Die Türkei hat ihre Beziehungen mit allen ihren Nachbarn gestärkt und setzt sich als ein entschlossener Protagonist in einem erweiterten Mittleren Osten durch. Sein Prestige unter den Palästinensern ist tatsächlich gewachsen. Schon seit April funktioniert ein neues türkisches Fernsehprogramm in arabischer Sprache. Die Eröffnungszeremonie für diese Neuerung war gekennzeichnet von einer bewegenden Rede des Premierministers, Recep Tayip Erdogan, der auf das historische, kulturelle und religiöse Erbe hinwies, das Türken und Araber vereint. Wie ein Mann erhoben sich die Zuhörer und brachen in Ovationen aus, als Erdogan berühmte Verse arabischer Dichter zitierte. Jetzt verstärkt das Teheraner Abkommen vom 17.5.2010 die Rolle der Türkei als Regionalmacht im Nahen Osten.
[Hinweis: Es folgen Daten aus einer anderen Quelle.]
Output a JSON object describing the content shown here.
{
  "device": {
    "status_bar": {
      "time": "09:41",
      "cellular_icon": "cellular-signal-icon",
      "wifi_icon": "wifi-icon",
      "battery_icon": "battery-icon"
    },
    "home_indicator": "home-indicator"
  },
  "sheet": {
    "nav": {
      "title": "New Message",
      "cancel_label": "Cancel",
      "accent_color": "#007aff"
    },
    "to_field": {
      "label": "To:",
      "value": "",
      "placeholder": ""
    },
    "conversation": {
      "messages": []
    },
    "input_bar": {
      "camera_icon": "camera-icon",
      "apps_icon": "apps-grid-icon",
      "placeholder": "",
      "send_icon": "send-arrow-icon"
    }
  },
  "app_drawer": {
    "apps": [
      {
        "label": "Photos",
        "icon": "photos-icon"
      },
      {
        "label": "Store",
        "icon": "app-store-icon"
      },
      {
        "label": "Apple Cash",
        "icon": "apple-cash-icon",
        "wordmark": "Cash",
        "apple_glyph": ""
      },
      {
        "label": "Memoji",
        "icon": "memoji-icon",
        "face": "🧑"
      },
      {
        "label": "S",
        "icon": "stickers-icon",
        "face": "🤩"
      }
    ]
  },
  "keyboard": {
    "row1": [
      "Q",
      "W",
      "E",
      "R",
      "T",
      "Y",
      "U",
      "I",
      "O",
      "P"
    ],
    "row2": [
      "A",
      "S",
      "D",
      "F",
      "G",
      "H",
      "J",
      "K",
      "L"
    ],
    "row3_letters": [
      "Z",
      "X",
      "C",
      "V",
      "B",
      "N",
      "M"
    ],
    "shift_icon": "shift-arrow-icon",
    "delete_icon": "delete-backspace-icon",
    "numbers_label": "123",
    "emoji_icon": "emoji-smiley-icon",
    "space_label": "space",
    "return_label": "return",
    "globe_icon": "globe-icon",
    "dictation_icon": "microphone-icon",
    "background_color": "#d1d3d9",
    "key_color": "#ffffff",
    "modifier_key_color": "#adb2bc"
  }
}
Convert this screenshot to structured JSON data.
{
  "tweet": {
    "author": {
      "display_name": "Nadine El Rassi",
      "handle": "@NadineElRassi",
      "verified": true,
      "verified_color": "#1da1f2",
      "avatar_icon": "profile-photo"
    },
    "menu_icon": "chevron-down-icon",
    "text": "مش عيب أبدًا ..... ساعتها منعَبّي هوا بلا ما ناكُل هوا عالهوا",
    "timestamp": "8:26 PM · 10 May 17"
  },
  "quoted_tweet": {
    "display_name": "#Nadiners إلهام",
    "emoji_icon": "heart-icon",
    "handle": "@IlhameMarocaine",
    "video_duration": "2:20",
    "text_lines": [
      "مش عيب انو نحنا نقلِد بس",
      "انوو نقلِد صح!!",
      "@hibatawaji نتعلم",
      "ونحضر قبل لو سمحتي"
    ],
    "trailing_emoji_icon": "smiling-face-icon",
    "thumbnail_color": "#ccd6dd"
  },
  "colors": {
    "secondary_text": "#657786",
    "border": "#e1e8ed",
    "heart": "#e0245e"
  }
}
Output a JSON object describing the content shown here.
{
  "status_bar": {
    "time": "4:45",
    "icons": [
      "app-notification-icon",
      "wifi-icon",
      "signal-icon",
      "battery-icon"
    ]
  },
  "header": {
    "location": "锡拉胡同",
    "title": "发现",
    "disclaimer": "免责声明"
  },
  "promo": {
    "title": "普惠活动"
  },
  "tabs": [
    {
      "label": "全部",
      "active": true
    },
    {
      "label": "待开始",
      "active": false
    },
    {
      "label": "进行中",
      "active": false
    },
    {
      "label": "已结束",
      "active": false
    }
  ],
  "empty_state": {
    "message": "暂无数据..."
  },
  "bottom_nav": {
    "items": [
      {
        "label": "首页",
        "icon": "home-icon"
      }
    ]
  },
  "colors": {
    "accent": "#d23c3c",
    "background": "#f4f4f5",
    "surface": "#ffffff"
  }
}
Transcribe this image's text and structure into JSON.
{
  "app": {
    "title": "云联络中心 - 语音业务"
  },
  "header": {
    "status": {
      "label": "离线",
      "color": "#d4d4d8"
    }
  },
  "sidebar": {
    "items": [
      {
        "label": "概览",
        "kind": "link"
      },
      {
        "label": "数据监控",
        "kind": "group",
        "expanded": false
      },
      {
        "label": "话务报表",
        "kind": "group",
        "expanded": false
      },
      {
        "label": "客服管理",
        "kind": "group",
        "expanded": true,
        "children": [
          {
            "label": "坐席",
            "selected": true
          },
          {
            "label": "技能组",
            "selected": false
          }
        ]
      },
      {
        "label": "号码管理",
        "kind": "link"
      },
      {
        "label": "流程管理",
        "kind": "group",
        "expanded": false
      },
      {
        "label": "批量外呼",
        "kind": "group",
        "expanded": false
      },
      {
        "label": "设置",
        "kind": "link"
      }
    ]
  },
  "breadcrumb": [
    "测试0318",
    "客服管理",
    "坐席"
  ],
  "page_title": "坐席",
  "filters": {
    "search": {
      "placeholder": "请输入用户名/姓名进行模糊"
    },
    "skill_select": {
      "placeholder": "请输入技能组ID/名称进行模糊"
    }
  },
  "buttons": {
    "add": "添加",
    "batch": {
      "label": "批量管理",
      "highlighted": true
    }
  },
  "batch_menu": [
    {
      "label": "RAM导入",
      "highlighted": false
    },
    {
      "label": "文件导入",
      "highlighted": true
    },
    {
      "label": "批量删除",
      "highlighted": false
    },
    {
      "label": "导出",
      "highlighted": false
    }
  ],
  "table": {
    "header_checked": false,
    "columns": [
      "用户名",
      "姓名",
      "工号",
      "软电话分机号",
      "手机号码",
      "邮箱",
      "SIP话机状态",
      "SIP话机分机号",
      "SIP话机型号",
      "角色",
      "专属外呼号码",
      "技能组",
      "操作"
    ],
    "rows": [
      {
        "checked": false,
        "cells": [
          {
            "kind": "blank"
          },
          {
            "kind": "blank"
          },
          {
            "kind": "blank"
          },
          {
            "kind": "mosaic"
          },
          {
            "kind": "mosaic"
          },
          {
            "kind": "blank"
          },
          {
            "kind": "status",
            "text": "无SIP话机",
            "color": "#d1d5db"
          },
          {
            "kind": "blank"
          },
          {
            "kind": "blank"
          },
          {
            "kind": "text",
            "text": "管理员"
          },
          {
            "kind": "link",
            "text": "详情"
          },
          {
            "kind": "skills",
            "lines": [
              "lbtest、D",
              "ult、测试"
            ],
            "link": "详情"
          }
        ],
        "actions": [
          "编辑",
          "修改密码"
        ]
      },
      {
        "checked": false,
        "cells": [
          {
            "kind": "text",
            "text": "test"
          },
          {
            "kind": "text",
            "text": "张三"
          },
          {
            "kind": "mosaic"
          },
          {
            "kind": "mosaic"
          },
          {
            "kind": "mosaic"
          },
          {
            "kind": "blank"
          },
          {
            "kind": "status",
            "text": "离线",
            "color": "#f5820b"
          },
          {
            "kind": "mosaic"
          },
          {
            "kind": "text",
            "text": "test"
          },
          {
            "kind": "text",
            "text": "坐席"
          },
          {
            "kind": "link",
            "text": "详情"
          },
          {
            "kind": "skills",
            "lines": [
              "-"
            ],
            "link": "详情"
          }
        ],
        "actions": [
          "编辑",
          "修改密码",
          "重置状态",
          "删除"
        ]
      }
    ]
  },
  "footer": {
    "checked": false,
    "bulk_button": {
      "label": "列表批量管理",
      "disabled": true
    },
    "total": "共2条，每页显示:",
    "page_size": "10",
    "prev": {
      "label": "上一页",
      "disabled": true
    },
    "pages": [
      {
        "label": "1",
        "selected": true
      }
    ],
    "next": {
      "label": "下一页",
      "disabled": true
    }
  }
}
Kein ernsthaftes realistisches Staatsoberhaupt, auch nicht der türkische Premier Tayip Erdogan, kann sich für das falsche Spiel Israels um den Frieden hergeben. Sich das Gegenteil vorzustellen ist eine Beleidigung der Intelligenz der zivilisierten Welt.Mit Kriegsverbrechern wie Netanjahu und seine Clique ist kein Frieden zu erwarten. Verhandlungen mit solchen Leuten sind nicht nur unerwünscht und inakzeptabel, sondern sie wären ein reines Ablenkungsmanöver, um den Kern des Problems noch einmal zu vertuschen: Die illegale Okkupation eines Territoriums, an der die rechtsextreme Regierung Israels gegen Recht und Gesetz festhält.

Die Hauptfrage ist jetzt nicht die arabische Anerkennung des Existenzrecht Israels, sondern die israelische Anerkennung Palästinas, frei von militärischer Besatzung und Kolonisierung. Wem nützt es, mit einigen zu reden und mit anderen nicht, wohin führt es, eine Gruppierung als Freund zu betrachten und eine andere als Feind zu stigmatisieren mit derselben kriegerischen Rhetorik einer unwilligen Regierung? Weder die USA noch Europa darf der Hamas, die bei den letzten Wahlen im Frühjahr 2006 gesiegt hat, irgendwelche Bedingungen stellen, Israel anzuerkennen. So simpel ist das Problem nicht nach den vielen Inkursionen dieses Rechtsbrechers und UN-Resolutionen ignorierenden Staates. Welches Israel meint der Kommentator? Das von 1947, das von 1967 oder das gegenwärtige Israel, das die meisten Palästinenser unter militärischer Besatzung und hinter Mauern, zersplittert in drei Zonen hält? Diese Frage muss sich der Journalist stellen und nach seinem besten Wissen und Gewissen beantworten, bevor er schreibt. Er muss zwischen Recht und Unrecht unterscheiden können und als zivilisierter Mensch für das Recht Partei ergreifen. Über Unparteilichkeit so banal zu schreiben, ist nicht nur fehl am Platz in Bezug auf den Nahost-Konflikt, sondern auch Flucht vor dem allgemeinen Gebot in einer Zivilisation, sich für das Recht und gegen das Unrecht zu entscheiden, mit anderen Worten, für eine gerechte Sache Partei zu ergreifen, vor allem im Konflikt des Nahen Ostens, der schon viel zu lange aus dem Ruder gelaufen ist und jeden legalen Rahmen sprengt. Natürlich sind die an Israel gerichteten Verurteilungen durch die Vereinten Nationen wegen der verschiedenen und ständigen israelischen Aggressionen äußerst unangenehm für die israelische Regierung und ihre europäischen Unterstützer.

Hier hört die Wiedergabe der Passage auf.